Serge Larouche jette un regard fatigué par la fenêtre de son bureau, dans le bâtiment de tôle grise de Forages Chibougamau. Dehors, une route bordée d’épinettes s’étire jusqu’à l’entrée de la ville. « Tout le monde passe ici, c’est la porte d’entrée de la Baie-James, soupire-t-il. T’en vois passer, des vans. Ça monte à la Baie-James. Les contrats, pourquoi ça nous passe entre les pattes ? »

Serge Larouche a 58 ans, mais dit avoir travaillé pour au moins deux vies. Son frère, Steve, et lui ont hérité de l’entreprise de leur père, qui a quitté le Lac-Saint-Jean en 1965 pour migrer plus au nord. Depuis, Forages Chibougamau fait partie du paysage dans la ville de 7600 habitants.

Ce n’est pourtant que depuis trois ans que les frères Larouche ont commencé à se déclarer « Métis », sur la base de tests d’ADN controversés. Ils sont membres fondateurs d’une « communauté métisse » créée de toute pièce à Chibougamau en 2016. Steve Larouche en a été le vice-chef jusqu’en novembre.

Depuis près de trois ans, Forages Chibougamau figure aussi au répertoire des entreprises autochtones du gouvernement fédéral. Sur le site web du Ministère, elle se décrit comme « une entreprise autochtone qui répond aux exigences et critères de reconnaissance du gouvernement du Canada ».

Or, pour figurer à ce répertoire, une entreprise doit être détenue et administrée à au moins 51 % par des autochtones. Ceux-ci doivent être inscrits comme Indiens du Canada (ce n’est pas le cas des frères Larouche) ou appartenir à une communauté autochtone reconnue au pays (ce n’est pas le cas des « Métis » de Chibougamau).

« Ce n’est pas moi qui nous ai enregistrés, c’est le gouvernement. »

— Steve Larouche dans un bref entretien téléphonique

En fait, pour s’inscrire au répertoire, les entrepreneurs doivent seulement remplir une « autodéclaration » assurant qu’ils sont bien autochtones.

« Le Ministère effectue présentement une vérification auprès de l’entreprise Forages Chibougamau », a déclaré à La Presse William Olscamp, porte-parole de Services aux Autochtones Canada.

Contrat d’une minière

En tant qu’entreprise privée, la minière Exploration Azimut n’est pas forcée de répondre à des critères précis lorsqu’elle accorde des contrats de forage.
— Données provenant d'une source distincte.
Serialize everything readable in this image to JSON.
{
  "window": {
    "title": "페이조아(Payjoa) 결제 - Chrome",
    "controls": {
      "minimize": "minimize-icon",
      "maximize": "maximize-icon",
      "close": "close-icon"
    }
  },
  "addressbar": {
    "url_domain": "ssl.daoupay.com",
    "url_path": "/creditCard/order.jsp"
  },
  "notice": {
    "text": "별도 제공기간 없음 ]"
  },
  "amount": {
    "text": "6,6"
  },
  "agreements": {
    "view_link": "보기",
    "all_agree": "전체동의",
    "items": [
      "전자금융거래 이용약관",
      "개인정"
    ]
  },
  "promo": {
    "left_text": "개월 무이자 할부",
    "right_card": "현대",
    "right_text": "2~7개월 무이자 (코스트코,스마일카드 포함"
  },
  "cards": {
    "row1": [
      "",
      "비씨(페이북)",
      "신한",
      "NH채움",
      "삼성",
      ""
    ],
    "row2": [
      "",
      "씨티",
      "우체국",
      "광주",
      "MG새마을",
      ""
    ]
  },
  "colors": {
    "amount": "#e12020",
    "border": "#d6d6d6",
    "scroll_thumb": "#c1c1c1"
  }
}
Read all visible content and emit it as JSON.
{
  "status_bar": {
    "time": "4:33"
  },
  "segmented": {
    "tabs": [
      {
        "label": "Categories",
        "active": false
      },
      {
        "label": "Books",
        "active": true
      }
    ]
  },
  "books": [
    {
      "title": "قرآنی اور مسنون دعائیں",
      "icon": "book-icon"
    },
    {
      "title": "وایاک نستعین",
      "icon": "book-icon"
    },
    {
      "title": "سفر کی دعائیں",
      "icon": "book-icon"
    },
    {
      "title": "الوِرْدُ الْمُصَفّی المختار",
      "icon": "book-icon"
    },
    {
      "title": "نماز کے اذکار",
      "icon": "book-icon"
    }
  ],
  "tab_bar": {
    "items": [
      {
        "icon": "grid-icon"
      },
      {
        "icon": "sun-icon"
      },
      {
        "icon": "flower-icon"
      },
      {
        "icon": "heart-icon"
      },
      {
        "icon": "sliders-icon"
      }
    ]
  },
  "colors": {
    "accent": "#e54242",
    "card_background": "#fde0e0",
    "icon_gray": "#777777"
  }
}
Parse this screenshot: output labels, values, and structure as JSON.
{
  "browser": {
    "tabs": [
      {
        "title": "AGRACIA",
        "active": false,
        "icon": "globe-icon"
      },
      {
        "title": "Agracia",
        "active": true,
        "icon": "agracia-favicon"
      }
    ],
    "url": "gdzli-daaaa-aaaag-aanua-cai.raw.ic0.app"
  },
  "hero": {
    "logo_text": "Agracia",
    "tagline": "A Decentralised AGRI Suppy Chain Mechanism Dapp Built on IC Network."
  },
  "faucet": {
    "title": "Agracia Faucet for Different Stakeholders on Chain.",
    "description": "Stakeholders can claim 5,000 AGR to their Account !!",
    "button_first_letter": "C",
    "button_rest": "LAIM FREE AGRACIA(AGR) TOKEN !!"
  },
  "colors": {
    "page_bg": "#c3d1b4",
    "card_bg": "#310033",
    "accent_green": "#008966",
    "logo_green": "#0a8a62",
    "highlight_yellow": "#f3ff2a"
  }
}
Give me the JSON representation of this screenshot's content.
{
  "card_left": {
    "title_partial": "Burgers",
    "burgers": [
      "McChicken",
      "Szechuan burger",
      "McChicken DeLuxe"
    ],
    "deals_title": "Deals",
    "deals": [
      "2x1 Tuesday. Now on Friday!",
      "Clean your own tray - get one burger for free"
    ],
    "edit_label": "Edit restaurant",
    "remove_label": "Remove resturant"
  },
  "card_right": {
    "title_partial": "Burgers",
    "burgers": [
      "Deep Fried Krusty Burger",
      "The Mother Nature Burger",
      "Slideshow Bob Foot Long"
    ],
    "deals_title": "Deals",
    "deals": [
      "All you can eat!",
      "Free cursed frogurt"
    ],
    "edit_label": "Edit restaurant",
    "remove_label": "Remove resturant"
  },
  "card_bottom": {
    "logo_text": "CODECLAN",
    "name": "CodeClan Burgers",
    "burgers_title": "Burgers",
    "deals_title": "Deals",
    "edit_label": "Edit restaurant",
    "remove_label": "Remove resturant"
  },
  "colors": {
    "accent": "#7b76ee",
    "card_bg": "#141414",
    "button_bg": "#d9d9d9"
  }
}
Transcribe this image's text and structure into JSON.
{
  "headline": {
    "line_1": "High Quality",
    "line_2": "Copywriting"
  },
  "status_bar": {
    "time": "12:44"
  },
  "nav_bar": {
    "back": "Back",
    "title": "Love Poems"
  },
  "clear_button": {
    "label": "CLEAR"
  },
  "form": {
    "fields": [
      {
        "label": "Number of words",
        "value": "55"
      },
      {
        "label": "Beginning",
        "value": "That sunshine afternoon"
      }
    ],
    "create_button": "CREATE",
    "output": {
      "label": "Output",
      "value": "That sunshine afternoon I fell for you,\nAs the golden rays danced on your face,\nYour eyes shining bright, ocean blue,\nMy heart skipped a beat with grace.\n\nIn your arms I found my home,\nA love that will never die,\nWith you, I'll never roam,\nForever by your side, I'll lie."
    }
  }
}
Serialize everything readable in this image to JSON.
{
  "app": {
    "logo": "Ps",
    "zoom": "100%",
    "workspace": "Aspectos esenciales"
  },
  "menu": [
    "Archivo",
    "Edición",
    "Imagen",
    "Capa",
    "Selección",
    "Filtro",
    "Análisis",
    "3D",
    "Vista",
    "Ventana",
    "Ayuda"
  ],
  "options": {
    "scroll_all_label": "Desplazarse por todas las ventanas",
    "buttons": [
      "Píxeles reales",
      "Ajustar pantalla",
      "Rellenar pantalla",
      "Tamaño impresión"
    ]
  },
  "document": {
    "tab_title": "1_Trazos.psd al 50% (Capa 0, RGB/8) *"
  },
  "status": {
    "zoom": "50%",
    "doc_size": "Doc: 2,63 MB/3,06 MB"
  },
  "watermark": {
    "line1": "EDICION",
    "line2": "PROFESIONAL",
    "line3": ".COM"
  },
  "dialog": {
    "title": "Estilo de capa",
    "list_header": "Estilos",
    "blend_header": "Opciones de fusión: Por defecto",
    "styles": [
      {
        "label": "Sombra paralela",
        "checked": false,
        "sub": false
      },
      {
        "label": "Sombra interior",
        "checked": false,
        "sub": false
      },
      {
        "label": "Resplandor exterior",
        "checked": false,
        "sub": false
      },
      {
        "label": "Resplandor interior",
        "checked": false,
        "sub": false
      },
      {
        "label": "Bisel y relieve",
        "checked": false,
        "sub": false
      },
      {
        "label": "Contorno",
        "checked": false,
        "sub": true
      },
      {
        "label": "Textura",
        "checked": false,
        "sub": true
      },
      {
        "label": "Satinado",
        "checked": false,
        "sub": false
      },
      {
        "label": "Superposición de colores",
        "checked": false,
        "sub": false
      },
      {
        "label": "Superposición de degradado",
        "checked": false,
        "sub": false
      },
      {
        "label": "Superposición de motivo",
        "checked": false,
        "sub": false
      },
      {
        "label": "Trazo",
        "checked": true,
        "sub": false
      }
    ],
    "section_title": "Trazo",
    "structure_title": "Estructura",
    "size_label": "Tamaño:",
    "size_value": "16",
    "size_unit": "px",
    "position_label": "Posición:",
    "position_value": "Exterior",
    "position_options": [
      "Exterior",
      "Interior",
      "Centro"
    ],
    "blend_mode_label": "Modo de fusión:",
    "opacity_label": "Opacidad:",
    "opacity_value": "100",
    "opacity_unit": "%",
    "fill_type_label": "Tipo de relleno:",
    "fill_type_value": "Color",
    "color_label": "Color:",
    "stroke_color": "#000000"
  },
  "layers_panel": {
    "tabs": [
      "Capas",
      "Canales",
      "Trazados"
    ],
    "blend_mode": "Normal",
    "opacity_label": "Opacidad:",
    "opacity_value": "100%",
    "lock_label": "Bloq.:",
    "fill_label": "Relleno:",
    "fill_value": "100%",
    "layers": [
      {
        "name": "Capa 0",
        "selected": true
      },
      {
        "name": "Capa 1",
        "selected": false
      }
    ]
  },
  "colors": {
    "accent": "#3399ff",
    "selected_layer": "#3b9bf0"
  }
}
Comme la plupart des minières canadiennes, elle a toutefois comme politique de donner la priorité aux entreprises autochtones locales.

C’est ainsi qu’en 2017, Exploration Azimut a attribué un contrat à Forages Chibougamau en se basant en partie sur le fait que cette entreprise figurait au répertoire fédéral des entreprises autochtones.

« Le premier critère a été la qualité du service. Le deuxième a été les prix et le troisième, le fait que c’était une entreprise autochtone, bien, c’était tant mieux », dit Jean-Marc Lulin, président et chef de la direction d’Exploration Azimut.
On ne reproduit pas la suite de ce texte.